El milagro del Río Han

Este país no tiene futuro, yo no volvería a visitarlo de nuevo. Con esa frase, el corresponsal sueco Hakan Hedberg describía la realidad de Corea del Sur en un artículo publicado en 1963. “Pozo sin fondo”, “Pesadilla” o “Sociedad Enferma” eran otros calificativos con los que se definía la situación del país asiático en los primeros años de la década del 60.

Por ese entonces, Corea era una de las cinco naciones que más ayuda había recibido en el mundo. Según Keuk-Je Sung, PhD en Economía, por tres décadas este país fue receptor de alrededor de $us 6 billones, monto equivalente a casi toda la ayuda que el continente africano había requerido en su momento. Adicionalmente, los coreanos tenían un PIB per cápita inferior a los $us 100 y los niveles de desempleo eran tales que para una oferta de 500 empleos se presentaron 46.000 postulantes.

¿Qué hizo que una nación con esos indicadores lograra una transformación radical en apenas 60 años? Keuk-Je Sung, al igual que otros académicos, hablan de un milagro, el llamado Milagro del Río Han.

El río Han resulta emblemático, ya que es uno de los más grandes de Corea y por siglos fue una ruta comercial con China. En la actualidad es considerado el punto geográfico más representativo de Seúl, la capital, una ciudad que alberga alrededor de 20 millones de habitantes y que hace seis décadas reflejaba los niveles de pobreza nacionales.

Si bien el milagro no se gestó de la noche a la mañana tuvo fecha de inicio, 1963, y un líder definido, Park Chung-Hee, un militar de carrera que luego de un golpe militar tomó el control del país por espacio de 18 años.

De Park se ha dicho mucho. Su figura fue elevada al rango de “héroe nacional”, así como también se lo consideró un duro dictador. Sin embargo, nadie puede negar la influencia que tuvo para lograr la rápida transformación económica y social de su país.

Con Park al mando, Corea echó a andar un Plan Quinquenal de Desarrollo Económico. Sin materias primas y poco alimento, la apuesta coreana fue por la vía de la educación y su abundante mano de obra, factores que ayudaron a contrarrestar una incipiente base empresarial y la carencia de capital.

Desde un principio la mira estuvo puesta en el mercado externo, por lo que esta nación atravesó por una serie de periodos de desarrollo industrial que fueron desde las industrias más básicas, como la exportación de pelucas (porque la materia prima provenía del cuerpo mismo de los coreanos) hasta el establecimiento de plantas petroquímicas, siderúrgicas y fábricas de vehículos, entre otras.

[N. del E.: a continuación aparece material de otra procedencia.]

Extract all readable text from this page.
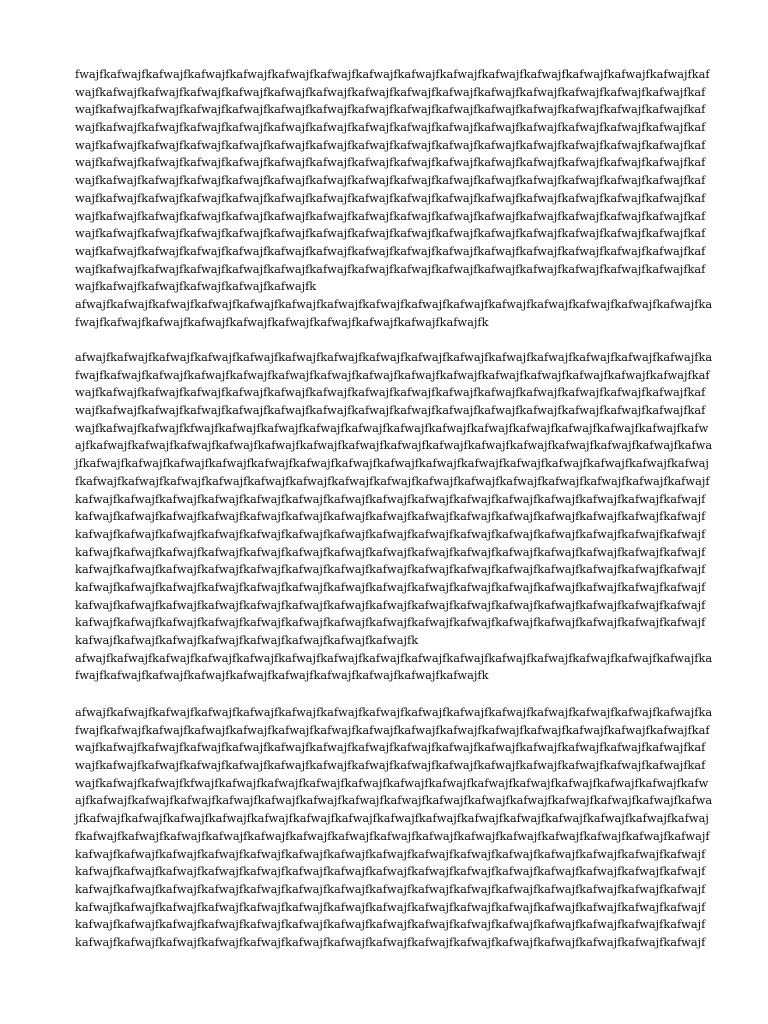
fwajfkafwajfkafwajfkafwajfkafwajfkafwajfkafwajfkafwajfkafwajfkafwajfkafwajfkafwajfkafwajfkafwajfkafwajfkaf
wajfkafwajfkafwajfkafwajfkafwajfkafwajfkafwajfkafwajfkafwajfkafwajfkafwajfkafwajfkafwajfkafwajfkafwajfkaf
wajfkafwajfkafwajfkafwajfkafwajfkafwajfkafwajfkafwajfkafwajfkafwajfkafwajfkafwajfkafwajfkafwajfkafwajfkaf
wajfkafwajfkafwajfkafwajfkafwajfkafwajfkafwajfkafwajfkafwajfkafwajfkafwajfkafwajfkafwajfkafwajfkafwajfkaf
wajfkafwajfkafwajfkafwajfkafwajfkafwajfkafwajfkafwajfkafwajfkafwajfkafwajfkafwajfkafwajfkafwajfkafwajfkaf
wajfkafwajfkafwajfkafwajfkafwajfkafwajfkafwajfkafwajfkafwajfkafwajfkafwajfkafwajfkafwajfkafwajfkafwajfkaf
wajfkafwajfkafwajfkafwajfkafwajfkafwajfkafwajfkafwajfkafwajfkafwajfkafwajfkafwajfkafwajfkafwajfkafwajfkaf
wajfkafwajfkafwajfkafwajfkafwajfkafwajfkafwajfkafwajfkafwajfkafwajfkafwajfkafwajfkafwajfkafwajfkafwajfkaf
wajfkafwajfkafwajfkafwajfkafwajfkafwajfkafwajfkafwajfkafwajfkafwajfkafwajfkafwajfkafwajfkafwajfkafwajfkaf
wajfkafwajfkafwajfkafwajfkafwajfkafwajfkafwajfkafwajfkafwajfkafwajfkafwajfkafwajfkafwajfkafwajfkafwajfkaf
wajfkafwajfkafwajfkafwajfkafwajfkafwajfkafwajfkafwajfkafwajfkafwajfkafwajfkafwajfkafwajfkafwajfkafwajfkaf
wajfkafwajfkafwajfkafwajfkafwajfkafwajfkafwajfkafwajfkafwajfkafwajfkafwajfkafwajfkafwajfkafwajfkafwajfkaf
wajfkafwajfkafwajfkafwajfkafwajfkafwajfk
afwajfkafwajfkafwajfkafwajfkafwajfkafwajfkafwajfkafwajfkafwajfkafwajfkafwajfkafwajfkafwajfkafwajfkafwajfka
fwajfkafwajfkafwajfkafwajfkafwajfkafwajfkafwajfkafwajfkafwajfkafwajfk
afwajfkafwajfkafwajfkafwajfkafwajfkafwajfkafwajfkafwajfkafwajfkafwajfkafwajfkafwajfkafwajfkafwajfkafwajfka
fwajfkafwajfkafwajfkafwajfkafwajfkafwajfkafwajfkafwajfkafwajfkafwajfkafwajfkafwajfkafwajfkafwajfkafwajfkaf
wajfkafwajfkafwajfkafwajfkafwajfkafwajfkafwajfkafwajfkafwajfkafwajfkafwajfkafwajfkafwajfkafwajfkafwajfkaf
wajfkafwajfkafwajfkafwajfkafwajfkafwajfkafwajfkafwajfkafwajfkafwajfkafwajfkafwajfkafwajfkafwajfkafwajfkaf
wajfkafwajfkafwajfkfwajfkafwajfkafwajfkafwajfkafwajfkafwajfkafwajfkafwajfkafwajfkafwajfkafwajfkafwajfkafw
ajfkafwajfkafwajfkafwajfkafwajfkafwajfkafwajfkafwajfkafwajfkafwajfkafwajfkafwajfkafwajfkafwajfkafwajfkafwa
jfkafwajfkafwajfkafwajfkafwajfkafwajfkafwajfkafwajfkafwajfkafwajfkafwajfkafwajfkafwajfkafwajfkafwajfkafwaj
fkafwajfkafwajfkafwajfkafwajfkafwajfkafwajfkafwajfkafwajfkafwajfkafwajfkafwajfkafwajfkafwajfkafwajfkafwajf
kafwajfkafwajfkafwajfkafwajfkafwajfkafwajfkafwajfkafwajfkafwajfkafwajfkafwajfkafwajfkafwajfkafwajfkafwajf
kafwajfkafwajfkafwajfkafwajfkafwajfkafwajfkafwajfkafwajfkafwajfkafwajfkafwajfkafwajfkafwajfkafwajfkafwajf
kafwajfkafwajfkafwajfkafwajfkafwajfkafwajfkafwajfkafwajfkafwajfkafwajfkafwajfkafwajfkafwajfkafwajfkafwajf
kafwajfkafwajfkafwajfkafwajfkafwajfkafwajfkafwajfkafwajfkafwajfkafwajfkafwajfkafwajfkafwajfkafwajfkafwajf
kafwajfkafwajfkafwajfkafwajfkafwajfkafwajfkafwajfkafwajfkafwajfkafwajfkafwajfkafwajfkafwajfkafwajfkafwajf
kafwajfkafwajfkafwajfkafwajfkafwajfkafwajfkafwajfkafwajfkafwajfkafwajfkafwajfkafwajfkafwajfkafwajfkafwajf
kafwajfkafwajfkafwajfkafwajfkafwajfkafwajfkafwajfkafwajfkafwajfkafwajfkafwajfkafwajfkafwajfkafwajfkafwajf
kafwajfkafwajfkafwajfkafwajfkafwajfkafwajfkafwajfkafwajfkafwajfkafwajfkafwajfkafwajfkafwajfkafwajfkafwajf
kafwajfkafwajfkafwajfkafwajfkafwajfkafwajfkafwajfkafwajfk
afwajfkafwajfkafwajfkafwajfkafwajfkafwajfkafwajfkafwajfkafwajfkafwajfkafwajfkafwajfkafwajfkafwajfkafwajfka
fwajfkafwajfkafwajfkafwajfkafwajfkafwajfkafwajfkafwajfkafwajfkafwajfk
afwajfkafwajfkafwajfkafwajfkafwajfkafwajfkafwajfkafwajfkafwajfkafwajfkafwajfkafwajfkafwajfkafwajfkafwajfka
fwajfkafwajfkafwajfkafwajfkafwajfkafwajfkafwajfkafwajfkafwajfkafwajfkafwajfkafwajfkafwajfkafwajfkafwajfkaf
wajfkafwajfkafwajfkafwajfkafwajfkafwajfkafwajfkafwajfkafwajfkafwajfkafwajfkafwajfkafwajfkafwajfkafwajfkaf
wajfkafwajfkafwajfkafwajfkafwajfkafwajfkafwajfkafwajfkafwajfkafwajfkafwajfkafwajfkafwajfkafwajfkafwajfkaf
wajfkafwajfkafwajfkfwajfkafwajfkafwajfkafwajfkafwajfkafwajfkafwajfkafwajfkafwajfkafwajfkafwajfkafwajfkafw
ajfkafwajfkafwajfkafwajfkafwajfkafwajfkafwajfkafwajfkafwajfkafwajfkafwajfkafwajfkafwajfkafwajfkafwajfkafwa
jfkafwajfkafwajfkafwajfkafwajfkafwajfkafwajfkafwajfkafwajfkafwajfkafwajfkafwajfkafwajfkafwajfkafwajfkafwaj
fkafwajfkafwajfkafwajfkafwajfkafwajfkafwajfkafwajfkafwajfkafwajfkafwajfkafwajfkafwajfkafwajfkafwajfkafwajf
kafwajfkafwajfkafwajfkafwajfkafwajfkafwajfkafwajfkafwajfkafwajfkafwajfkafwajfkafwajfkafwajfkafwajfkafwajf
kafwajfkafwajfkafwajfkafwajfkafwajfkafwajfkafwajfkafwajfkafwajfkafwajfkafwajfkafwajfkafwajfkafwajfkafwajf
kafwajfkafwajfkafwajfkafwajfkafwajfkafwajfkafwajfkafwajfkafwajfkafwajfkafwajfkafwajfkafwajfkafwajfkafwajf
kafwajfkafwajfkafwajfkafwajfkafwajfkafwajfkafwajfkafwajfkafwajfkafwajfkafwajfkafwajfkafwajfkafwajfkafwajf
kafwajfkafwajfkafwajfkafwajfkafwajfkafwajfkafwajfkafwajfkafwajfkafwajfkafwajfkafwajfkafwajfkafwajfkafwajf
kafwajfkafwajfkafwajfkafwajfkafwajfkafwajfkafwajfkafwajfkafwajfkafwajfkafwajfkafwajfkafwajfkafwajfkafwajf
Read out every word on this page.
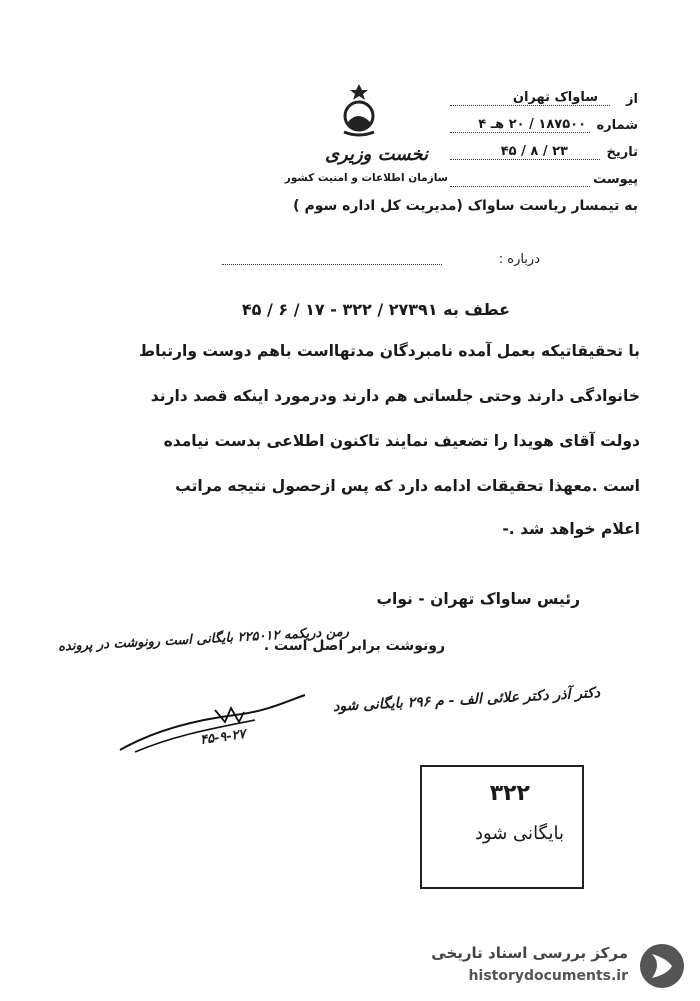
نخست وزیری
سازمان اطلاعات و امنیت کشور
از
ساواک تهران
شماره
۱۸۷۵۰۰ / ۲۰ هـ ۴
تاریخ
۴۵ / ۸ / ۲۳
پیوست
به تیمسار ریاست ساواک (مدیریت کل اداره سوم )
درباره :
عطف به ۲۷۳۹۱ / ۳۲۲ - ۱۷ / ۶ / ۴۵
با تحقیقاتیکه بعمل آمده نامبردگان مدتهااست باهم دوست وارتباط
خانوادگی دارند وحتی جلساتی هم دارند ودرمورد اینکه قصد دارند
دولت آقای هویدا را تضعیف نمایند تاکنون اطلاعی بدست نیامده
است .معهذا تحقیقات ادامه دارد که پس ازحصول نتیجه مراتب
اعلام خواهد شد .-
رئیس ساواک تهران - نواب
رونوشت برابر اصل است .
رمن دریکمه ۲۲۵۰۱۲ بایگانی است رونوشت در پرونده
دکتر آذر دکتر علائی الف - م ۲۹۶ بایگانی شود
۴۵-۹-۲۷
۳۲۲
بایگانی شود
مرکز بررسی اسناد تاریخی
historydocuments.ir
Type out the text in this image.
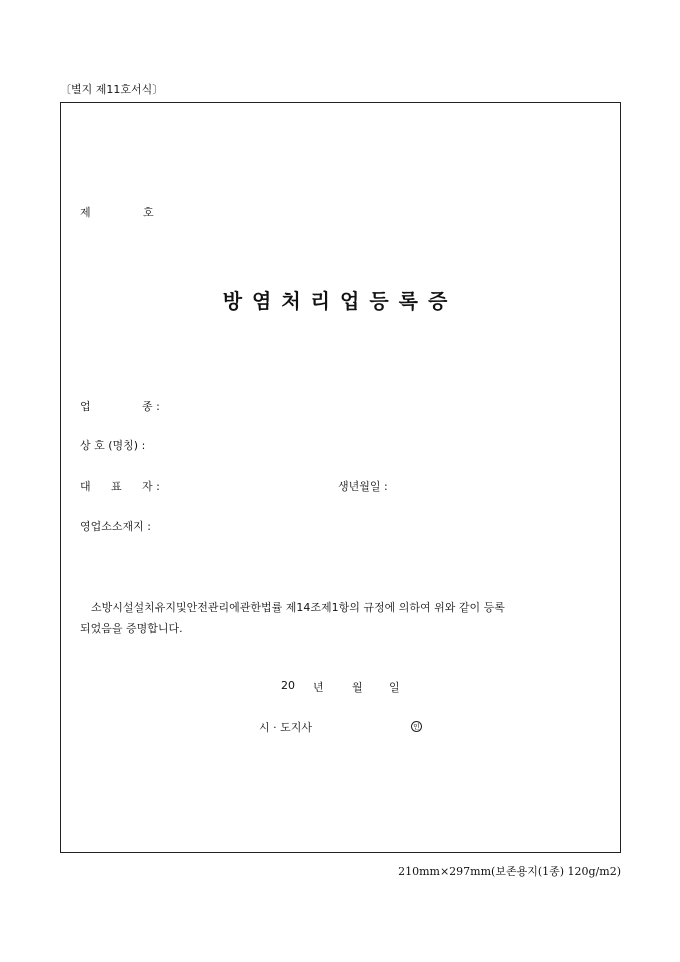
〔별지 제11호서식〕
제	호
방염처리업등록증
업	종 :
상 호 (명칭) :
대 표 자 :	생년월일 :
영업소소재지 :
소방시설설치유지및안전관리에관한법률 제14조제1항의 규정에 의하여 위와 같이 등록
되었음을 증명합니다.
20 년	월 일
시 · 도지사	인
210mm×297mm(보존용지(1종) 120g/m2)
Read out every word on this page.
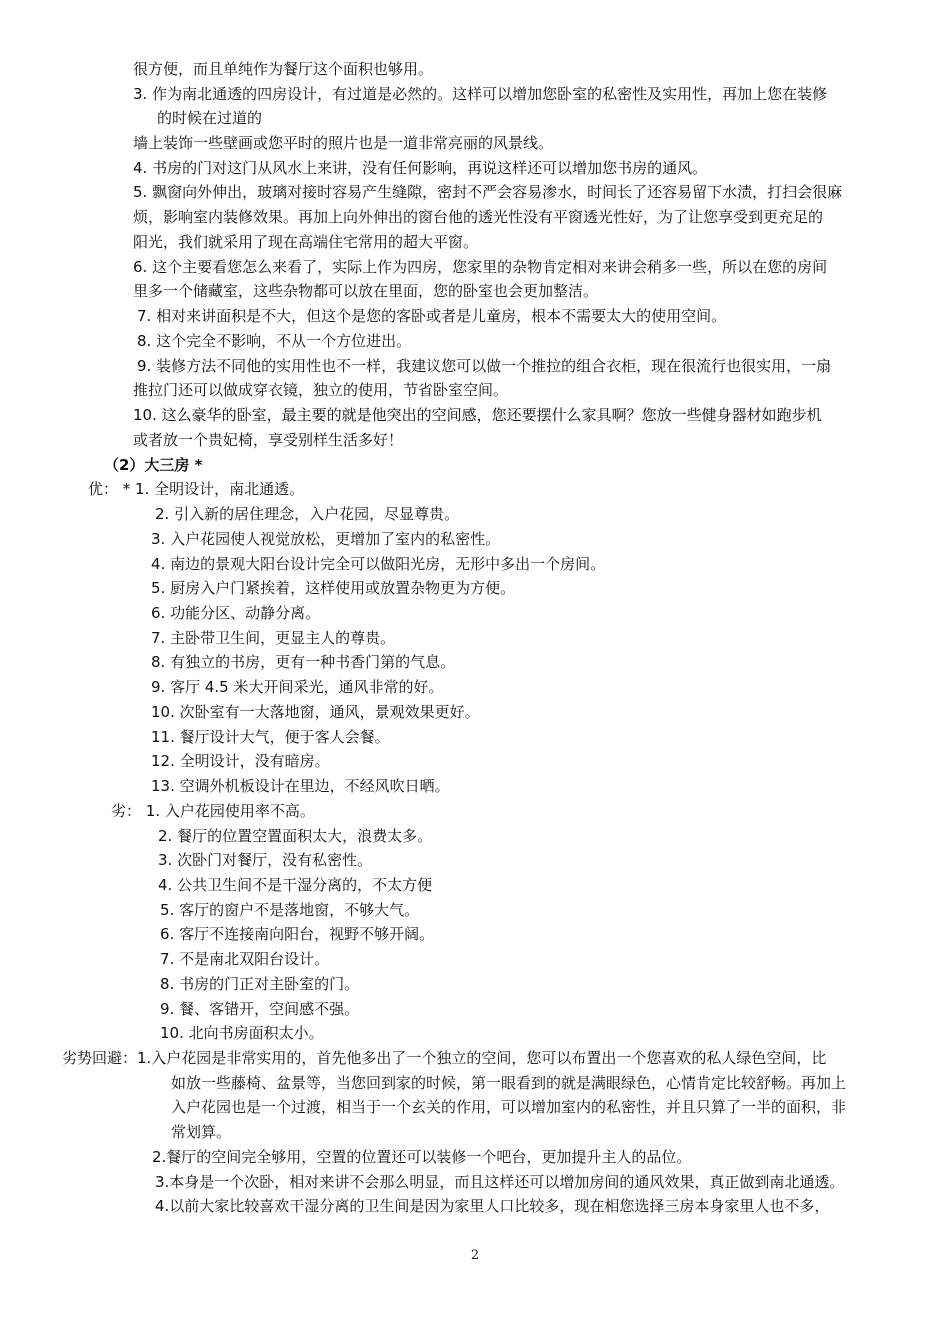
很方便，而且单纯作为餐厅这个面积也够用。
3. 作为南北通透的四房设计，有过道是必然的。这样可以增加您卧室的私密性及实用性，再加上您在装修
的时候在过道的
墙上装饰一些壁画或您平时的照片也是一道非常亮丽的风景线。
4. 书房的门对这门从风水上来讲，没有任何影响，再说这样还可以增加您书房的通风。
5. 飘窗向外伸出，玻璃对接时容易产生缝隙，密封不严会容易渗水，时间长了还容易留下水渍，打扫会很麻
烦，影响室内装修效果。再加上向外伸出的窗台他的透光性没有平窗透光性好，为了让您享受到更充足的
阳光，我们就采用了现在高端住宅常用的超大平窗。
6. 这个主要看您怎么来看了，实际上作为四房，您家里的杂物肯定相对来讲会稍多一些，所以在您的房间
里多一个储藏室，这些杂物都可以放在里面，您的卧室也会更加整洁。
7. 相对来讲面积是不大，但这个是您的客卧或者是儿童房，根本不需要太大的使用空间。
8. 这个完全不影响，不从一个方位进出。
9. 装修方法不同他的实用性也不一样，我建议您可以做一个推拉的组合衣柜，现在很流行也很实用，一扇
推拉门还可以做成穿衣镜，独立的使用，节省卧室空间。
10. 这么豪华的卧室，最主要的就是他突出的空间感，您还要摆什么家具啊？您放一些健身器材如跑步机
或者放一个贵妃椅，享受别样生活多好！
（2）大三房 *
优： * 1. 全明设计，南北通透。
2. 引入新的居住理念，入户花园，尽显尊贵。
3. 入户花园使人视觉放松，更增加了室内的私密性。
4. 南边的景观大阳台设计完全可以做阳光房，无形中多出一个房间。
5. 厨房入户门紧挨着，这样使用或放置杂物更为方便。
6. 功能分区、动静分离。
7. 主卧带卫生间，更显主人的尊贵。
8. 有独立的书房，更有一种书香门第的气息。
9. 客厅 4.5 米大开间采光，通风非常的好。
10. 次卧室有一大落地窗，通风，景观效果更好。
11. 餐厅设计大气，便于客人会餐。
12. 全明设计，没有暗房。
13. 空调外机板设计在里边，不经风吹日晒。
劣： 1. 入户花园使用率不高。
2. 餐厅的位置空置面积太大，浪费太多。
3. 次卧门对餐厅，没有私密性。
4. 公共卫生间不是干湿分离的，不太方便
5. 客厅的窗户不是落地窗，不够大气。
6. 客厅不连接南向阳台，视野不够开阔。
7. 不是南北双阳台设计。
8. 书房的门正对主卧室的门。
9. 餐、客错开，空间感不强。
10. 北向书房面积太小。
劣势回避：1.入户花园是非常实用的，首先他多出了一个独立的空间，您可以布置出一个您喜欢的私人绿色空间，比
如放一些藤椅、盆景等，当您回到家的时候，第一眼看到的就是满眼绿色，心情肯定比较舒畅。再加上
入户花园也是一个过渡，相当于一个玄关的作用，可以增加室内的私密性，并且只算了一半的面积，非
常划算。
2.餐厅的空间完全够用，空置的位置还可以装修一个吧台，更加提升主人的品位。
3.本身是一个次卧，相对来讲不会那么明显，而且这样还可以增加房间的通风效果，真正做到南北通透。
4.以前大家比较喜欢干湿分离的卫生间是因为家里人口比较多，现在相您选择三房本身家里人也不多，
2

La fuerte voluntad económica de los habitantes del país asiático por salir de los niveles de pobreza, así como la cohesión y consenso interno, impulsaron los planes estatales a niveles insospechados bajo dos lemas “podemos vivir mejor” y “reconstruyendo el país a través de la exportación”.

En consecuencia, en menos de una década, Corea del Sur logró establecer firmas como la siderúrgica POSCO, la revitalizada SK Energy o la innovadora Samsung Electronics como parte de una estrategia que priorizaba el desarrollo de la industria pesada y la industria química de cara a la exportación.

De igual forma, con el paso de los años, Corea logró transformar su estructura industrial, eminentemente agrícola a principios de los años 60, para enfocarse en el área de servicios. Hoy, ocho de cada diez habitantes trabaja en rubros como el desarrollo de tecnología.

La tarea no ha sido fácil, ya que de por medio este pequeño país tuvo que soportar embates económicos como la Crisis Asiática de 1997, la que obligó a solicitar la ayuda financiera del Fondo Monetario Internacional (FMI) en un paquete de $us 46 billones que también incluía a Indonesia y Tailandia. Una vez más, Corea sorprendió al mundo, logró recuperarse del mal momento y pagar las deudas contraídas con el FMI en apenas dos años.

Como resultado, el llamado Milagro del Río Han ha convertido a este país en una de las 15 economías más grandes del planeta y uno de los miembros del selecto grupo del 20-50; aquel que alberga a las naciones con más de 50 millones de habitantes que poseen un ingreso per cápita superior a los $us 20.000.

Hoy Corea del Sur es un país que no sólo exporta tecnología, productos derivados del petróleo o automóviles, también ha ingresado en la era de la exportación de bienes culturales, como el denominado K-Pop, las telenovelas y un estilo de vida que sigue sorprendiendo al mundo. Algo insospechado hace apenas 60 años.